Richards, whose first experience of film on the big screen was sneaking into a cinema in Rio de Janeiro as a seven-year-old and seeing To Kill a Mockingbird, managed to raise enough money to buy six cinemas.

The first opened in Livingston, Scotland, in 2000, but Richards always had his eye on making a deal for Warner Village; three years later he did, stretching his business to near-bankruptcy to form Vue. “I went from a garage to a small office above a Greek restaurant in Chiswick through to where we are today,” says the indefatigable 64-year-old. “And I have no intention of slowing down.”

Indeed, the slow lane is not a place one would expect to find Richards: he is about to indulge his love of motorsport, competing in a Lamborghini in a race at a forthcoming event at Silverstone. “I’ve probably got one year left in me because I am still racing against 17-year-olds,” says Richards, who obtained his racing licence back when he was living in California.
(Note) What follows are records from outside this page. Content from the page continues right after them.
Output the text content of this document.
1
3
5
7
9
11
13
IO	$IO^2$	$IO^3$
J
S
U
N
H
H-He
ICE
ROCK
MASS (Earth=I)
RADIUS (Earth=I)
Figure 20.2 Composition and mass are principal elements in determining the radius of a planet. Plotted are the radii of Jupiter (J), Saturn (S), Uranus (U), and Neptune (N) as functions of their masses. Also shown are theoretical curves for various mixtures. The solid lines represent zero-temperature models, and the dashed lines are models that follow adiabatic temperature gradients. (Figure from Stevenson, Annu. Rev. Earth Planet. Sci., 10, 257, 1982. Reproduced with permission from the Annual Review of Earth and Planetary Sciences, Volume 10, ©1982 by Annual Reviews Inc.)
These days based in London, he lives with his wife, Sylvie, whom he met at law school, and has three children – none of whom work in the glitzy world of film. “None of them have followed me into the business,” he says. “I think it is important to carve your own path and find your own way, which they are all doing very successfully.”

And as for the business of cinema, it is slowly but surely getting back to full steam. While this year will still see about 20% fewer releases than pre-pandemic, and the UK box office is forecast by analysts Omdia to come in around £200m below 2019’s record levels, next year is expected to be almost back to business as usual – the impact of the current screenwriters’ strike notwithstanding.

The almost-funereal atmosphere that pervaded in the industry during the pandemic, when Hollywood studios bypassed cinemas with digital releases direct to fans, has dissipated, as that great experiment proved commercially unsuccessful for most films.

Richards points to an almost-complete volte-face – with even streamers Apple and Amazon committing $1bn annual budgets to making films for big-screen release – as proof cinema is back.

“Covid actually proved that the cinema model is not broken,” says Richards, who has one eye on a Hollywood-style comeback for Vue in the form of a potential stock market flotation in the future. “The audiences are there. They never left us.”